The 15-time major champion has limited his schedule following the life-threatening crash which led to a number of operations, including on his legs and ankle.

Given his lack of competitive action, even making the weekend on one of the most punishing courses in the sport was a credible achievement.

The long-time former world number one looked increasing short of energy on Saturday.

Asked what he has learned about his game, Woods laughed and said: “It’s rusty. I just haven’t played golf, especially competitively.”

McIlroy and Rahm left with too much to do

Every time Rory McIlroy returns to the Masters, there is an extra weight of history which has appeared to become a burden at times over the past 10 years.

McIlroy won four majors between 2011 and 2014 – twice at the US PGA Championship, plus The Open and US Open.

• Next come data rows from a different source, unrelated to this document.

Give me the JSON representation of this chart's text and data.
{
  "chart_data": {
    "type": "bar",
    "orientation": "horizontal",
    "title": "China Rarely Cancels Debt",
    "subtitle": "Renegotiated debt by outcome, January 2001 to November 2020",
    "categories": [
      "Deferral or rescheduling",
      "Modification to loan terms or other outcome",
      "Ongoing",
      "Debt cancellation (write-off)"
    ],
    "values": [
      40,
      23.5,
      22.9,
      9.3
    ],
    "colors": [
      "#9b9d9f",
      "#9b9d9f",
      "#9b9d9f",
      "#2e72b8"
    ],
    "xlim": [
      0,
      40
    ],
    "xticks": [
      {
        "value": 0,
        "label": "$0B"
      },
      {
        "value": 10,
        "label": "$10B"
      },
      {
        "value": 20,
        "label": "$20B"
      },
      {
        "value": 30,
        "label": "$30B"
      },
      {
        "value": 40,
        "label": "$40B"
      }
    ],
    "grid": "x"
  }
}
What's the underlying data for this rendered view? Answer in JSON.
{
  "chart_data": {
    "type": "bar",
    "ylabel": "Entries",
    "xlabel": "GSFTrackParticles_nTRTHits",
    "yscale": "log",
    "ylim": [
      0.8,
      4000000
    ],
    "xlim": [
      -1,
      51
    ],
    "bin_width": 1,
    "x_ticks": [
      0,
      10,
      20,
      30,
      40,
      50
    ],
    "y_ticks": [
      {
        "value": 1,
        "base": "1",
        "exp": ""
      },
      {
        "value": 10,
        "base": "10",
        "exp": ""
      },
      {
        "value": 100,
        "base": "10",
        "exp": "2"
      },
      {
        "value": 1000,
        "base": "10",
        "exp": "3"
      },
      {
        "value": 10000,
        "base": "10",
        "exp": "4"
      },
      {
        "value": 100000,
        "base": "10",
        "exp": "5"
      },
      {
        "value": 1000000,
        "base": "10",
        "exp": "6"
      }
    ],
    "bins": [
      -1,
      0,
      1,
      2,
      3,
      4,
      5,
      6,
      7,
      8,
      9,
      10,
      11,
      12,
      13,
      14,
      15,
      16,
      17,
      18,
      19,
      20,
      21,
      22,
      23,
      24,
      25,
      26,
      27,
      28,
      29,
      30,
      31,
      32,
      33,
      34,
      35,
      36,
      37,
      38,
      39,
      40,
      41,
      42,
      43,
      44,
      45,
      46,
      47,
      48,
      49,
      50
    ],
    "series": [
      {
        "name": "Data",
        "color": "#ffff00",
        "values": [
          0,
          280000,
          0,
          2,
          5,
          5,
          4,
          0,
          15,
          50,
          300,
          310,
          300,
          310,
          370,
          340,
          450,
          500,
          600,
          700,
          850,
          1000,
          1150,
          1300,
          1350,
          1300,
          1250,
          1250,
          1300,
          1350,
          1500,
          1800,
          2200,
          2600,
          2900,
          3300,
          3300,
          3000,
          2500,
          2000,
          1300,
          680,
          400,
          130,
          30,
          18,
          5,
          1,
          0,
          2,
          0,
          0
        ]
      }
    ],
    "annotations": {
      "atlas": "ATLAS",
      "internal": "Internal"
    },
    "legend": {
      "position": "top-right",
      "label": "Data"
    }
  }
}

It leaves the Masters as the one he needs to become only the sixth man to complete a career grand slam.

This week, the 34-year-old Northern Irishman’s game this week has not been at the levels needed to finally win at Augusta.

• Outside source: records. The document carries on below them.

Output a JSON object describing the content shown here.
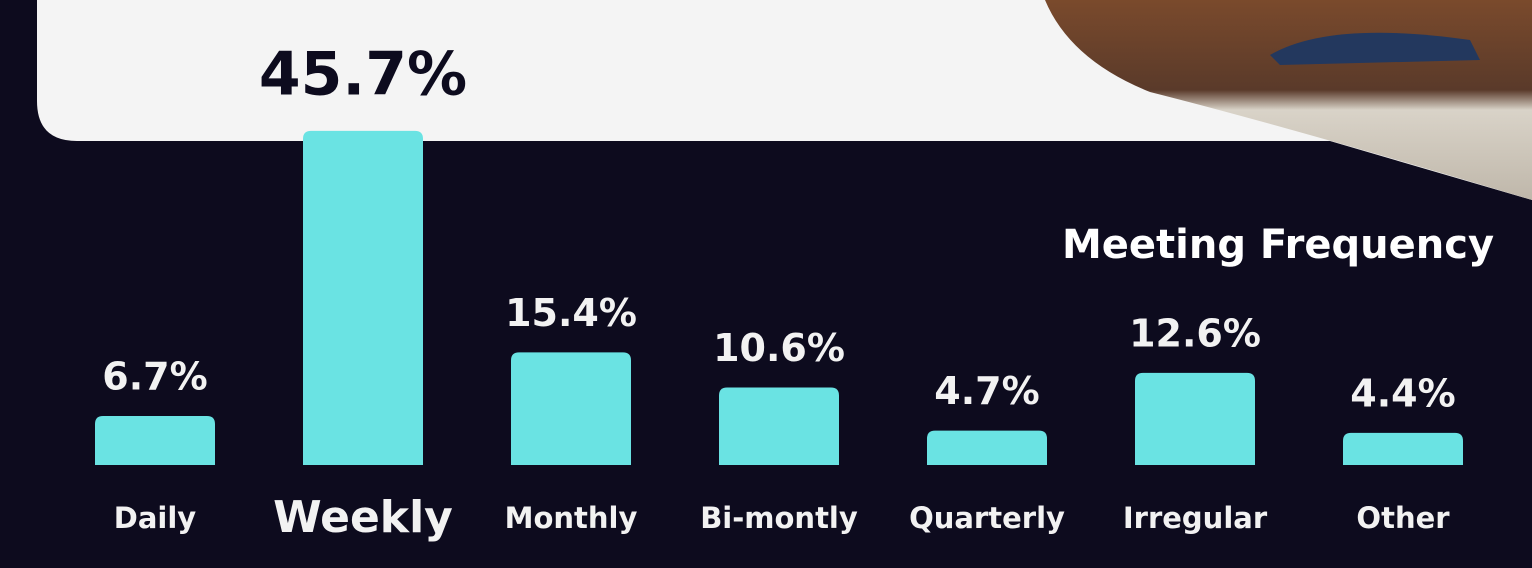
{
  "chart_data": {
    "type": "bar",
    "title": "Meeting Frequency",
    "categories": [
      "Daily",
      "Weekly",
      "Monthly",
      "Bi-montly",
      "Quarterly",
      "Irregular",
      "Other"
    ],
    "values": [
      6.7,
      45.7,
      15.4,
      10.6,
      4.7,
      12.6,
      4.4
    ],
    "value_labels": [
      "6.7%",
      "45.7%",
      "15.4%",
      "10.6%",
      "4.7%",
      "12.6%",
      "4.4%"
    ],
    "color": "#6ae3e3"
  }
}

He carded a one-under 71 on Saturday, leaving him three over and, yet again, too far back to mount a serious challenge on Sunday.

But the world number two says his mindset will be to go out and “give it a go”.

“If the conditions stay the same and you pick up four, five six shots you will get up the leaderboard. I will try to finish the week on a positive note,” said McIlroy, who has earned six top-10 finishes in his pursuit of a place in golfing history.

Defending champion Jon Rahm scraped into the weekend after only beating the cut by a shot, but was also unable to shoot the low score he needed to chase down the leaders.

An uneventful round saw the 29-year-old Spaniard bogey the seventh before a birdie on the 17th ensured he signed for a level-par 72, leaving him five over for the tournament.

He said that not challenging for the title on Sunday was a “sour feeling”.

“Worse case I’ll be a part of the ceremony,” added the LIV Golf player, who will put the Green Jacket on the eventual champion as tradition dictates.